Safa ile özellikle akşamları az da olsa sohbet imkânımız oldu. Âcizâne hem derslerde hem de sınıflarda farklı kimliklerde olan biriyiz. Daha doğrusu dinleyenin dikkat ve iştiyakı, soru ve öğrenme merakı bizi yönlendirir. Okuma, anlatma şevkimizi artırır veya azaltır. Safa'nın iştiyakı, merakı yüksek olunca, vakit buldukça kısa aralıklara da olsa sohbetlerimizi sürdürdük.

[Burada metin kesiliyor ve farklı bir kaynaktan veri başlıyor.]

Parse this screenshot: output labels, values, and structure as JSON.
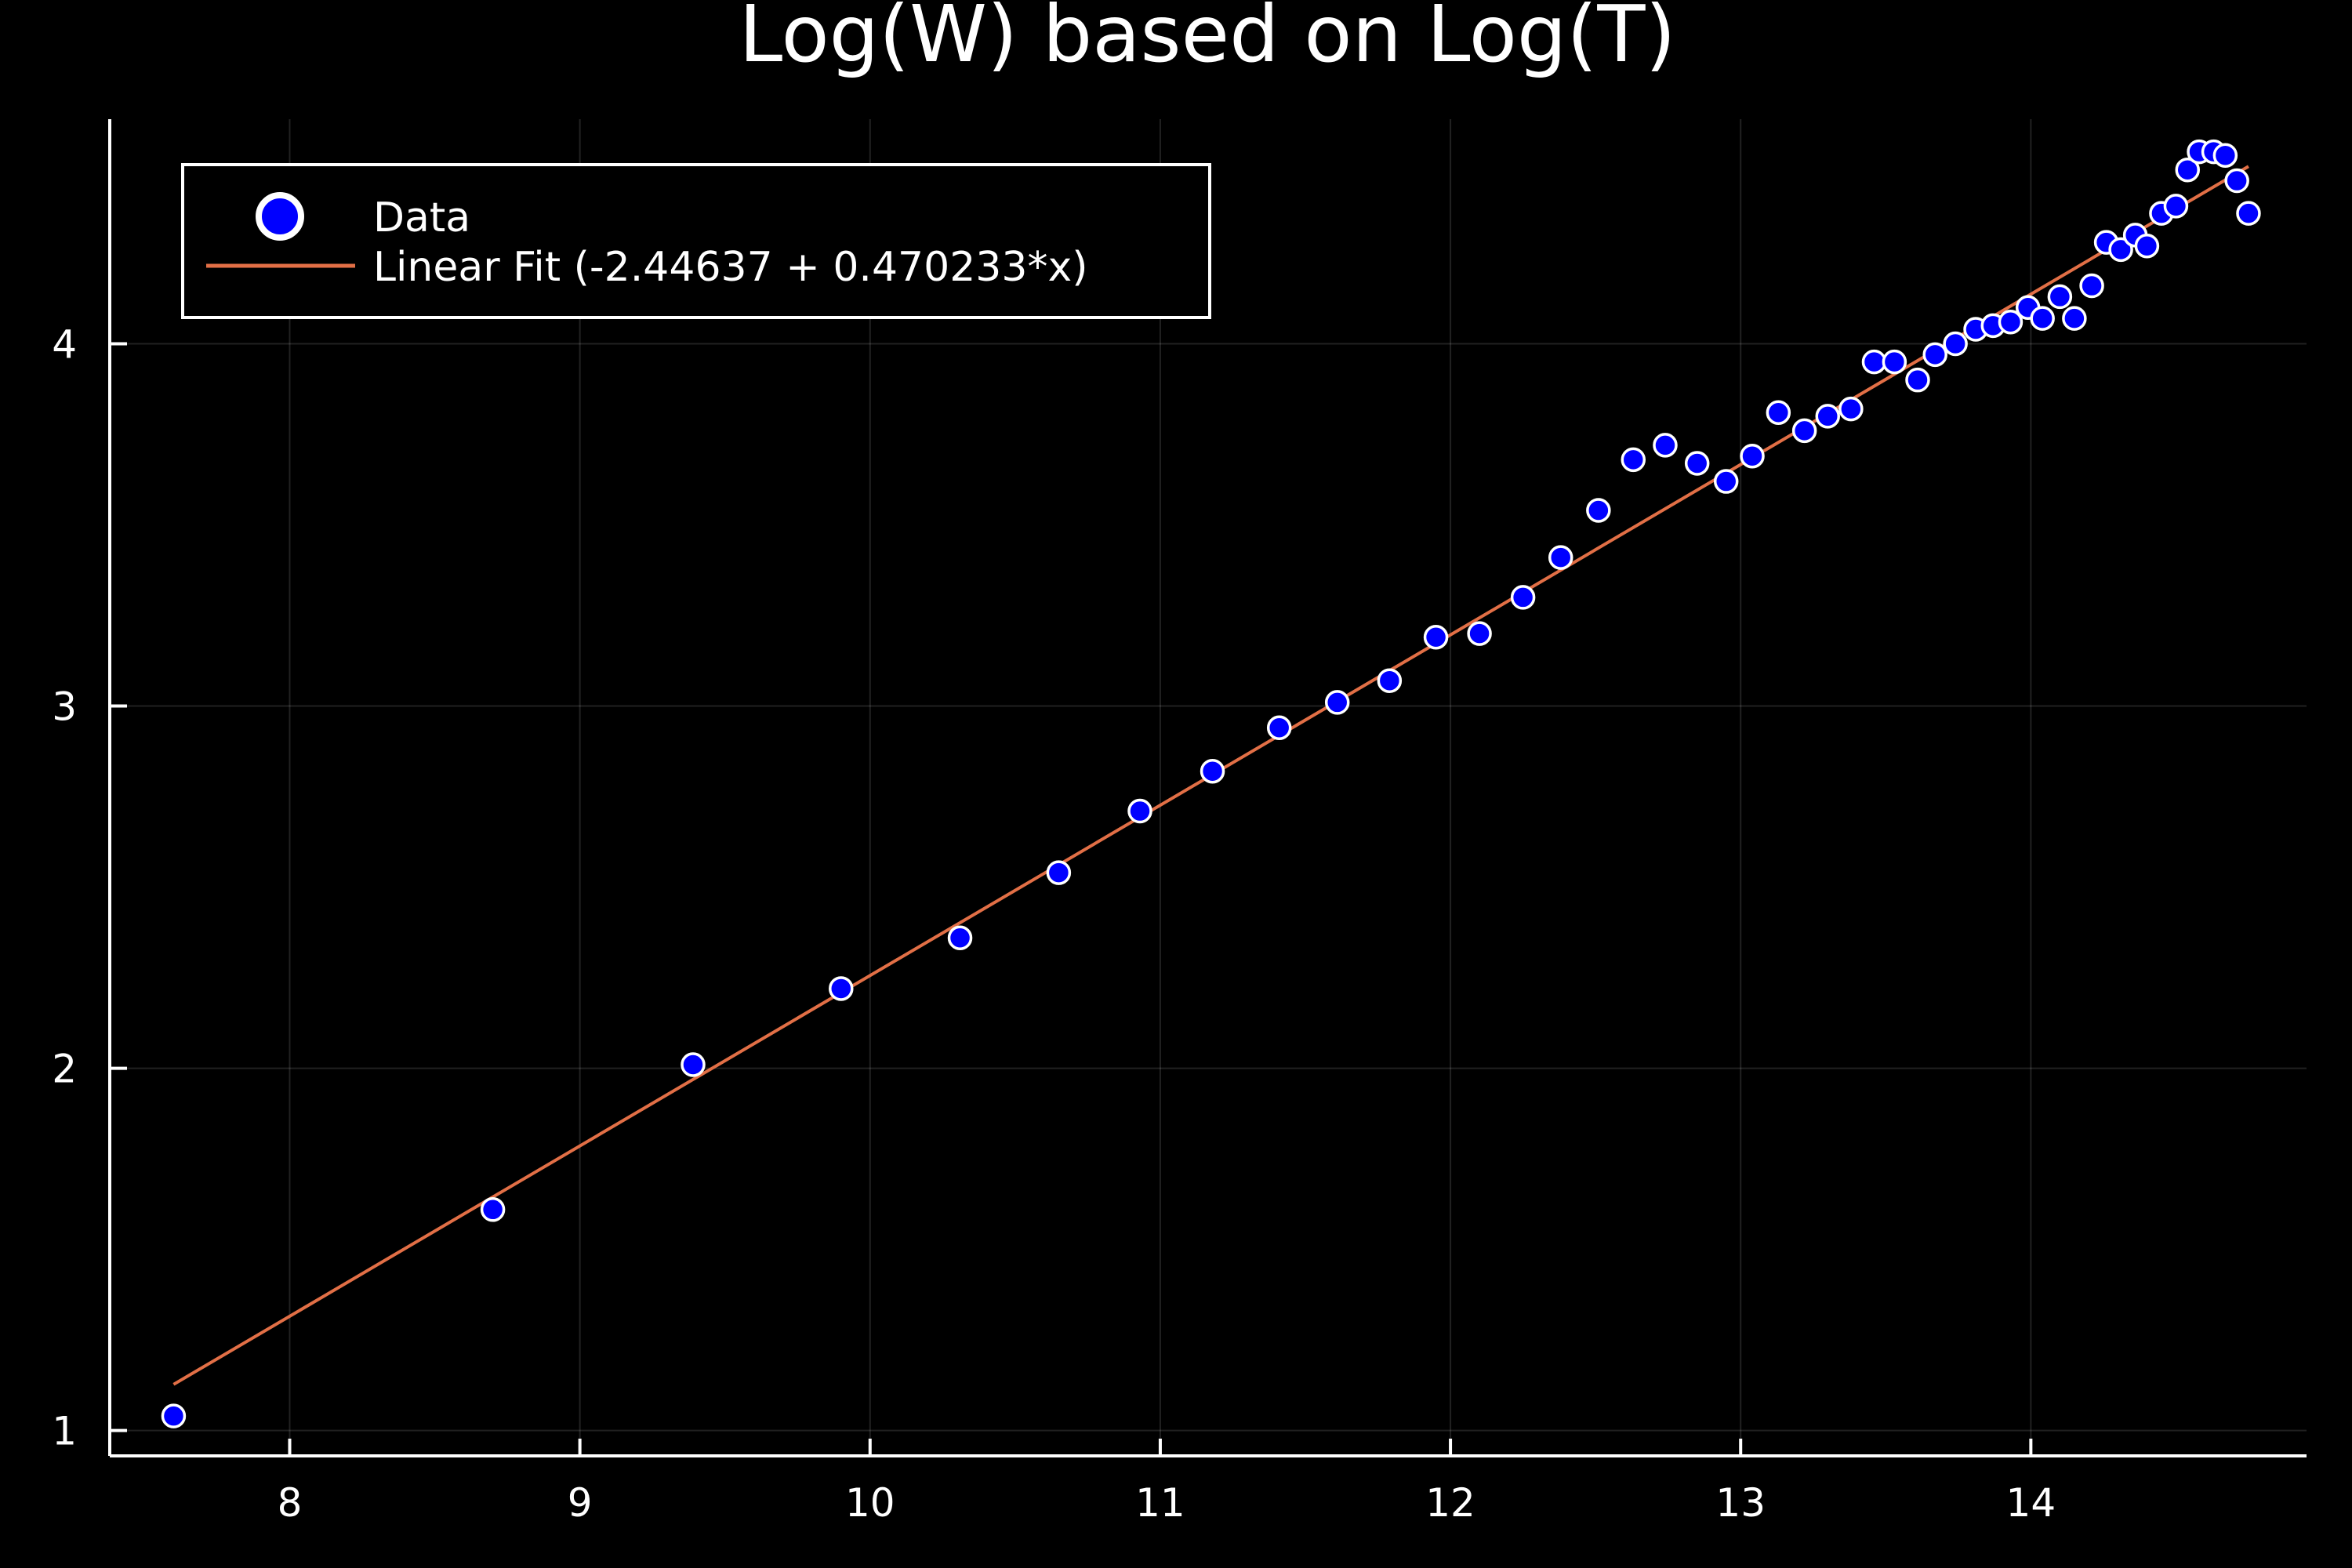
{
  "colors": {
    "background": "#000000",
    "foreground": "#ffffff",
    "data_points": "#0000ff",
    "data_point_outline": "#ffffff",
    "fit_line": "#e26f46"
  },
  "chart_data": {
    "type": "scatter",
    "title": "Log(W) based on Log(T)",
    "xlabel": "",
    "ylabel": "",
    "xlim": [
      7.38,
      14.95
    ],
    "ylim": [
      0.93,
      4.62
    ],
    "xticks": [
      8,
      9,
      10,
      11,
      12,
      13,
      14
    ],
    "yticks": [
      1,
      2,
      3,
      4
    ],
    "grid": true,
    "legend_position": "top-left",
    "series": [
      {
        "name": "Data",
        "kind": "scatter",
        "x": [
          7.6,
          8.7,
          9.39,
          9.9,
          10.31,
          10.65,
          10.93,
          11.18,
          11.41,
          11.61,
          11.79,
          11.95,
          12.1,
          12.25,
          12.38,
          12.51,
          12.63,
          12.74,
          12.85,
          12.95,
          13.04,
          13.13,
          13.22,
          13.3,
          13.38,
          13.46,
          13.53,
          13.61,
          13.67,
          13.74,
          13.81,
          13.87,
          13.93,
          13.99,
          14.04,
          14.1,
          14.15,
          14.21,
          14.26,
          14.31,
          14.36,
          14.4,
          14.45,
          14.5,
          14.54,
          14.58,
          14.63,
          14.67,
          14.71,
          14.75
        ],
        "y": [
          1.04,
          1.61,
          2.01,
          2.22,
          2.36,
          2.54,
          2.71,
          2.82,
          2.94,
          3.01,
          3.07,
          3.19,
          3.2,
          3.3,
          3.41,
          3.54,
          3.68,
          3.72,
          3.67,
          3.62,
          3.69,
          3.81,
          3.76,
          3.8,
          3.82,
          3.95,
          3.95,
          3.9,
          3.97,
          4.0,
          4.04,
          4.05,
          4.06,
          4.1,
          4.07,
          4.13,
          4.07,
          4.16,
          4.28,
          4.26,
          4.3,
          4.27,
          4.36,
          4.38,
          4.48,
          4.53,
          4.53,
          4.52,
          4.45,
          4.36
        ]
      },
      {
        "name": "Linear Fit (-2.44637 + 0.470233*x)",
        "kind": "line",
        "intercept": -2.44637,
        "slope": 0.470233,
        "x": [
          7.6,
          14.75
        ]
      }
    ]
  }
}
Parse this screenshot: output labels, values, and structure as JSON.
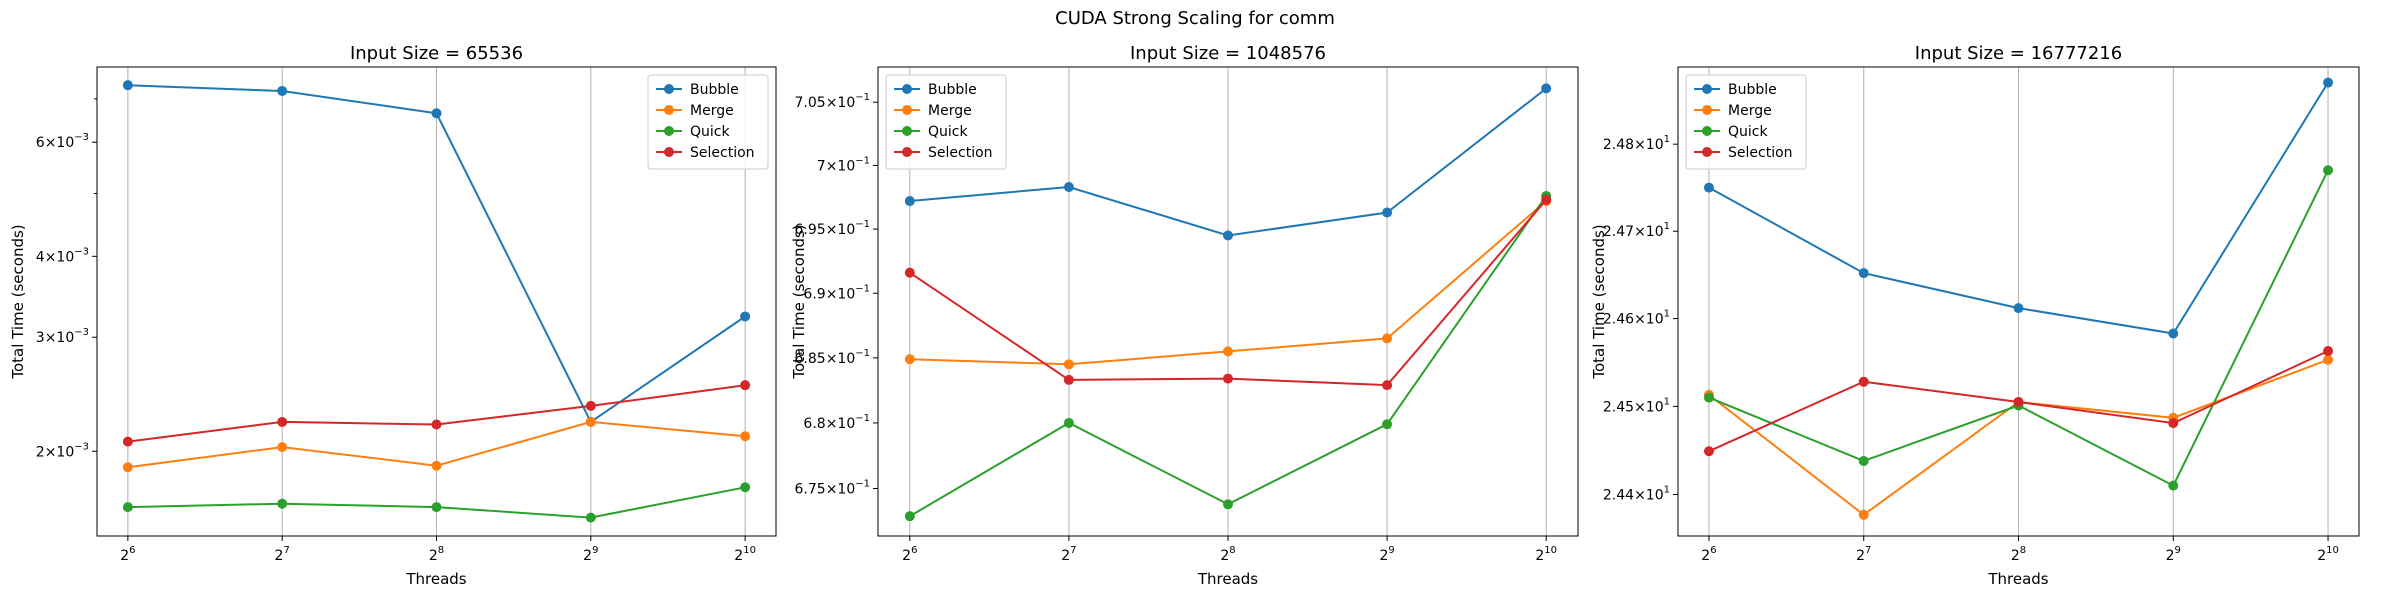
{
  "figure": {
    "title": "CUDA Strong Scaling for comm"
  },
  "colors": {
    "Bubble": "#1f77b4",
    "Merge": "#ff7f0e",
    "Quick": "#2ca02c",
    "Selection": "#d62728"
  },
  "chart_data": [
    {
      "type": "line",
      "title": "Input Size = 65536",
      "xlabel": "Threads",
      "ylabel": "Total Time (seconds)",
      "xscale": "log2",
      "yscale": "log",
      "x": [
        64,
        128,
        256,
        512,
        1024
      ],
      "x_tick_labels": [
        {
          "base": "2",
          "exp": "6"
        },
        {
          "base": "2",
          "exp": "7"
        },
        {
          "base": "2",
          "exp": "8"
        },
        {
          "base": "2",
          "exp": "9"
        },
        {
          "base": "2",
          "exp": "10"
        }
      ],
      "y_tick_labels": [
        {
          "value": 0.002,
          "mant": "2",
          "base": "10",
          "exp": "−3"
        },
        {
          "value": 0.003,
          "mant": "3",
          "base": "10",
          "exp": "−3"
        },
        {
          "value": 0.004,
          "mant": "4",
          "base": "10",
          "exp": "−3"
        },
        {
          "value": 0.006,
          "mant": "6",
          "base": "10",
          "exp": "−3"
        }
      ],
      "y_minor_ticks": [
        0.005,
        0.007
      ],
      "ylim": [
        0.00148,
        0.00784
      ],
      "grid": "x",
      "legend": "top-right",
      "series": [
        {
          "name": "Bubble",
          "values": [
            0.00735,
            0.0072,
            0.00665,
            0.00222,
            0.00323
          ]
        },
        {
          "name": "Merge",
          "values": [
            0.00189,
            0.00203,
            0.0019,
            0.00222,
            0.00211
          ]
        },
        {
          "name": "Quick",
          "values": [
            0.00164,
            0.00166,
            0.00164,
            0.00158,
            0.00176
          ]
        },
        {
          "name": "Selection",
          "values": [
            0.00207,
            0.00222,
            0.0022,
            0.00235,
            0.00253
          ]
        }
      ]
    },
    {
      "type": "line",
      "title": "Input Size = 1048576",
      "xlabel": "Threads",
      "ylabel": "Total Time (seconds)",
      "xscale": "log2",
      "yscale": "log",
      "x": [
        64,
        128,
        256,
        512,
        1024
      ],
      "x_tick_labels": [
        {
          "base": "2",
          "exp": "6"
        },
        {
          "base": "2",
          "exp": "7"
        },
        {
          "base": "2",
          "exp": "8"
        },
        {
          "base": "2",
          "exp": "9"
        },
        {
          "base": "2",
          "exp": "10"
        }
      ],
      "y_tick_labels": [
        {
          "value": 0.675,
          "mant": "6.75",
          "base": "10",
          "exp": "−1"
        },
        {
          "value": 0.68,
          "mant": "6.8",
          "base": "10",
          "exp": "−1"
        },
        {
          "value": 0.685,
          "mant": "6.85",
          "base": "10",
          "exp": "−1"
        },
        {
          "value": 0.69,
          "mant": "6.9",
          "base": "10",
          "exp": "−1"
        },
        {
          "value": 0.695,
          "mant": "6.95",
          "base": "10",
          "exp": "−1"
        },
        {
          "value": 0.7,
          "mant": "7",
          "base": "10",
          "exp": "−1"
        },
        {
          "value": 0.705,
          "mant": "7.05",
          "base": "10",
          "exp": "−1"
        }
      ],
      "y_minor_ticks": [],
      "ylim": [
        0.6714,
        0.7078
      ],
      "grid": "x",
      "legend": "top-left",
      "series": [
        {
          "name": "Bubble",
          "values": [
            0.6972,
            0.6983,
            0.6945,
            0.6963,
            0.7061
          ]
        },
        {
          "name": "Merge",
          "values": [
            0.6849,
            0.6845,
            0.6855,
            0.6865,
            0.6972
          ]
        },
        {
          "name": "Quick",
          "values": [
            0.6729,
            0.68,
            0.6738,
            0.6799,
            0.6976
          ]
        },
        {
          "name": "Selection",
          "values": [
            0.6916,
            0.6833,
            0.6834,
            0.6829,
            0.6973
          ]
        }
      ]
    },
    {
      "type": "line",
      "title": "Input Size = 16777216",
      "xlabel": "Threads",
      "ylabel": "Total Time (seconds)",
      "xscale": "log2",
      "yscale": "log",
      "x": [
        64,
        128,
        256,
        512,
        1024
      ],
      "x_tick_labels": [
        {
          "base": "2",
          "exp": "6"
        },
        {
          "base": "2",
          "exp": "7"
        },
        {
          "base": "2",
          "exp": "8"
        },
        {
          "base": "2",
          "exp": "9"
        },
        {
          "base": "2",
          "exp": "10"
        }
      ],
      "y_tick_labels": [
        {
          "value": 24.4,
          "mant": "2.44",
          "base": "10",
          "exp": "1"
        },
        {
          "value": 24.5,
          "mant": "2.45",
          "base": "10",
          "exp": "1"
        },
        {
          "value": 24.6,
          "mant": "2.46",
          "base": "10",
          "exp": "1"
        },
        {
          "value": 24.7,
          "mant": "2.47",
          "base": "10",
          "exp": "1"
        },
        {
          "value": 24.8,
          "mant": "2.48",
          "base": "10",
          "exp": "1"
        }
      ],
      "y_minor_ticks": [],
      "ylim": [
        24.353,
        24.889
      ],
      "grid": "x",
      "legend": "top-left",
      "series": [
        {
          "name": "Bubble",
          "values": [
            24.75,
            24.652,
            24.612,
            24.583,
            24.871
          ]
        },
        {
          "name": "Merge",
          "values": [
            24.513,
            24.377,
            24.505,
            24.487,
            24.553
          ]
        },
        {
          "name": "Quick",
          "values": [
            24.51,
            24.438,
            24.501,
            24.41,
            24.77
          ]
        },
        {
          "name": "Selection",
          "values": [
            24.449,
            24.528,
            24.505,
            24.481,
            24.563
          ]
        }
      ]
    }
  ]
}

Öncelikle şunu tesbit ettik ki piyasada özellikle gençlerde alıcı bulan bir sürü sanatçı kılığında değişik tarzlardaki müzik parçaları, insanların bilhassa gençlerin çok kıymetli vakitlerini heder ediyor. Onları bazen başka şeylere özendiriyor. Bazen de boşvermişliğin, tembelliğin, başıboşluğun ortasına atıyor maalesef. Safa da bunlardan nasibini almış. "Yakın zamana kadar evin duvarları böylelerinin fotoğraflarıyla süslüydü." dedi. Ama onları şimdi söküp atmış. Aklından da atması gerekir. Çünkü geleceğini şimdiden düşünmeye başlamış. Önemli bir yol ayrımında olduğunu gördüm. Oturup bir karar vermesi gerekiyor. Ya arkada dumandan başka bir şey bırakmayan, ömrü zayi edip ruhu parçalayan parçaları tercih edeceğiz ya da ciddi bir planlama ve çalışmanın içine gireceğiz.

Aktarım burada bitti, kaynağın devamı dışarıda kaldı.